Cat in the hat Fish 2

Some years ago, I and some of our employees were working for a summer in Biloxi Mississippi repairing church windows that my father had made.   They had been largely destroyed by hurricane Katrina.

During our tour of duty, we stayed at a very interesting independent hotel.

The hotel was owned and run by a middle aged lady named Bridget.  She had been an engineer up north who had decided to get out of the rat race.  Her dream was to buy and run a hotel.  So that is exactly what she did.  Whenever I would see her, she would be somewhere on the property potting plants.  The place was falling down but there were plentiful and beautiful potted plants all around.
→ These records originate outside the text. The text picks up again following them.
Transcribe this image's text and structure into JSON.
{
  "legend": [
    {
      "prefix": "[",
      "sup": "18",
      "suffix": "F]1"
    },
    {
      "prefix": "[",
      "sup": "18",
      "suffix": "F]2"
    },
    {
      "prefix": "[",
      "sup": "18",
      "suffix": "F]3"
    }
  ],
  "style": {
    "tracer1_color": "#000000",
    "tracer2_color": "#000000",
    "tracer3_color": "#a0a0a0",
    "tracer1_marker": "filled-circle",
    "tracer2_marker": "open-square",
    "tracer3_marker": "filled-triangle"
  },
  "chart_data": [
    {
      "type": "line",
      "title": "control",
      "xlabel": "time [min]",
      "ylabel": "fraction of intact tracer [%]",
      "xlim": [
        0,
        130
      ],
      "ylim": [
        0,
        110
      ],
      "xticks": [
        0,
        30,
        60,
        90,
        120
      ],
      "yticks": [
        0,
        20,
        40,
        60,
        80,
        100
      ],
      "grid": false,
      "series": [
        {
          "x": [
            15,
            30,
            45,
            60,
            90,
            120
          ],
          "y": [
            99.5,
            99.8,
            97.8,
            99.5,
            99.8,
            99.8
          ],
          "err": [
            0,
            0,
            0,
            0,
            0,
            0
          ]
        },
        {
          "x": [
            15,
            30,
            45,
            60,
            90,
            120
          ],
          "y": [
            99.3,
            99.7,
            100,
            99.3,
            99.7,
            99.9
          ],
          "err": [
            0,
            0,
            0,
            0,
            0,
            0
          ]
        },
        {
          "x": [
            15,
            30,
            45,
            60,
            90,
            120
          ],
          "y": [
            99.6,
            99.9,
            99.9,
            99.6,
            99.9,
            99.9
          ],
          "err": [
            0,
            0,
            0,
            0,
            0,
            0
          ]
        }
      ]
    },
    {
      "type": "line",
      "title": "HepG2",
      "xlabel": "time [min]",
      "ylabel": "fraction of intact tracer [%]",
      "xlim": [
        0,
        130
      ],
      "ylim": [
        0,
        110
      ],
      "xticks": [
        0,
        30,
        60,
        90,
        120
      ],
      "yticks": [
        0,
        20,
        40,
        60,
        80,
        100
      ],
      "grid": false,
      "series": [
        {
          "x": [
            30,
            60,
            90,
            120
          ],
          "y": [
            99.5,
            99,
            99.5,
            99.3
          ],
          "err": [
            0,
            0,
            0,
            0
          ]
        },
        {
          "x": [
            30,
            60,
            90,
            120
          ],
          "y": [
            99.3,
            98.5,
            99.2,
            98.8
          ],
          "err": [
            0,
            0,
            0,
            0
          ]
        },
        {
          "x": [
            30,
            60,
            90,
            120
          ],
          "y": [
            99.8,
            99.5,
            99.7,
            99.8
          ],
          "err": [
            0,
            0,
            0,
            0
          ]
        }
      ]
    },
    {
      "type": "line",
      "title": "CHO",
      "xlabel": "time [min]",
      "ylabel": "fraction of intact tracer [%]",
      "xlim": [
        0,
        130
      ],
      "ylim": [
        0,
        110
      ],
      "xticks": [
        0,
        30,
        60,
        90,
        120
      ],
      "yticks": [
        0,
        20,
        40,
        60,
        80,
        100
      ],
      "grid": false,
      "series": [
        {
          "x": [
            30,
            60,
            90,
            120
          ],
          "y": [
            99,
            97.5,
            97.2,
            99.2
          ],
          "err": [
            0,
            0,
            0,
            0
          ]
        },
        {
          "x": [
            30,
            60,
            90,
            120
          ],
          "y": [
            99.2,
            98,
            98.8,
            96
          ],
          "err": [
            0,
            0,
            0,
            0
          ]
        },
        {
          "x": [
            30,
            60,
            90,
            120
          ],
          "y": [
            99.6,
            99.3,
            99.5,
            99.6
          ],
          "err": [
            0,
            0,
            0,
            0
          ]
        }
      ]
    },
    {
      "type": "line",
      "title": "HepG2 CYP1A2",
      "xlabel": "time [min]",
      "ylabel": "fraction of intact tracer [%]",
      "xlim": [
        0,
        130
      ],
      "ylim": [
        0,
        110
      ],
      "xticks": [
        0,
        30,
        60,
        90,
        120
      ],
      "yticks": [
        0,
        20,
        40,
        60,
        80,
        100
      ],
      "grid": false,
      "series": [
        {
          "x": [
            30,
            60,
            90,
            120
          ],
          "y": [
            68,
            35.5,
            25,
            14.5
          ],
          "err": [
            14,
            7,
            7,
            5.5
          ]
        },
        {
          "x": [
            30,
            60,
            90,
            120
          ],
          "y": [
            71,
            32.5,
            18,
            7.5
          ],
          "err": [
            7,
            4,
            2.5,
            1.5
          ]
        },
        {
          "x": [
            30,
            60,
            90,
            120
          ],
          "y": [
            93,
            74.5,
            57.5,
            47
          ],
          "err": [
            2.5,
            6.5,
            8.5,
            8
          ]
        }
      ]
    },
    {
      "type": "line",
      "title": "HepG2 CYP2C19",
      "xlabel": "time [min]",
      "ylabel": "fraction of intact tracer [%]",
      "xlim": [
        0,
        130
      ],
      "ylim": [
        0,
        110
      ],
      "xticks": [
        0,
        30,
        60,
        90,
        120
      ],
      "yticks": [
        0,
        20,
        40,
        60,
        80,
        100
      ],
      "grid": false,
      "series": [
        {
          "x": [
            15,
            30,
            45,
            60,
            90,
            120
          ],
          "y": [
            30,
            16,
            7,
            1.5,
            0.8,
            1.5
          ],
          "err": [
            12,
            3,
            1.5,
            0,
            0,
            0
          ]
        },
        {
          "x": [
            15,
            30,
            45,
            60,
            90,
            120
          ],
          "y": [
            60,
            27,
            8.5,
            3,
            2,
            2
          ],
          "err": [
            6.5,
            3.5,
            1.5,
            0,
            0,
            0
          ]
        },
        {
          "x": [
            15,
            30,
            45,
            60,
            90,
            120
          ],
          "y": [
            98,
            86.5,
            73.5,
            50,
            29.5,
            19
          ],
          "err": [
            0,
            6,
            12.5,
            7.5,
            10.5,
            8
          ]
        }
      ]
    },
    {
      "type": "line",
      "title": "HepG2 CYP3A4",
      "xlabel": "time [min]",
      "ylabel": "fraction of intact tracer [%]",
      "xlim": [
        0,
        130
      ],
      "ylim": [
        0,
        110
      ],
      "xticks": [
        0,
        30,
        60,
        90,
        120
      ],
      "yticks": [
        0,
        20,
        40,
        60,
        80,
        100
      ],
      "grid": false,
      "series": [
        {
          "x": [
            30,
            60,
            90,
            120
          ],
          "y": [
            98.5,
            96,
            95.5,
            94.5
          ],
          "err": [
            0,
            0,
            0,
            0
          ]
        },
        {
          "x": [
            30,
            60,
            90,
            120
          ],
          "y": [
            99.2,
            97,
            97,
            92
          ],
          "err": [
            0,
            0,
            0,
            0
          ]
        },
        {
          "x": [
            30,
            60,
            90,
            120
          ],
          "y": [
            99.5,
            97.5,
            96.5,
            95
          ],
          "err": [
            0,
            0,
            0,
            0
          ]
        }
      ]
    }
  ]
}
There were a couple of people that she let stay at the hotel long term free of charge with the caveat that they help out.  They were the nicest people and seemed to be good friends of hers, but I don’t think that I ever caught one of them actually doing any useful work.  Things were all haphazard and half done, but as a customer, it was very laid back and easy.

Somehow, Bridget seemed to think that the proper way to run a hotel was to pot plants.

Just to make conversation one Saturday, I asked her where one of the “workers”, Joe was.  She told me that he was fishing off the dock out back, so Buddy Pondrom and I decided to pay Joe a visit.

There he was, sitting back in a chair, completely motionless.  He was always motionless.   Somehow he just magically got from one place to another when I wasn’t looking.  He had his bare feet up on the railing with fishing poles between his toes, one on each foot.   I think that he was a good fisherman.  I never was a good fisherman.  If fishing had consisted of running and chasing them down, then perhaps I would have been a good fisherman.  But it doesn’t, and that is why Joe is a good fisherman.

Buddy, trying to make conversation and fit in, asked “so, do you like to fish?”  Joe answers, and for full effect, you must read the following quote painfully slowly.  “It’s a good way to pass the time.”   Just then something in a plastic five gallon bucket next to him grunts very loudly.

Now I didn’t know that fish in Mississippi grunted, but apparently they do.  Buddy, trying to keep the lively conversation going asks “I wonder what it is saying?”  Joe, in the same slow drawl and not showing the slightest emotion says “Probably get me the fuck out of this bucket”.

Now Buddy and I are trying to choke back the laughter while Joe keeps on looking ahead completely deadpan.  I suppose that he must have been thinking “what’s wrong with these people, I only answered their question.”

 

I find myself growing two fishing poles between my toes these days.  This change is being forced upon me.  It is nice to live life day by day and not get bent out of shape about future planning, but I am finding that that does get old.  Stress and excitement has it’s rewards, it depends on the day you ask me.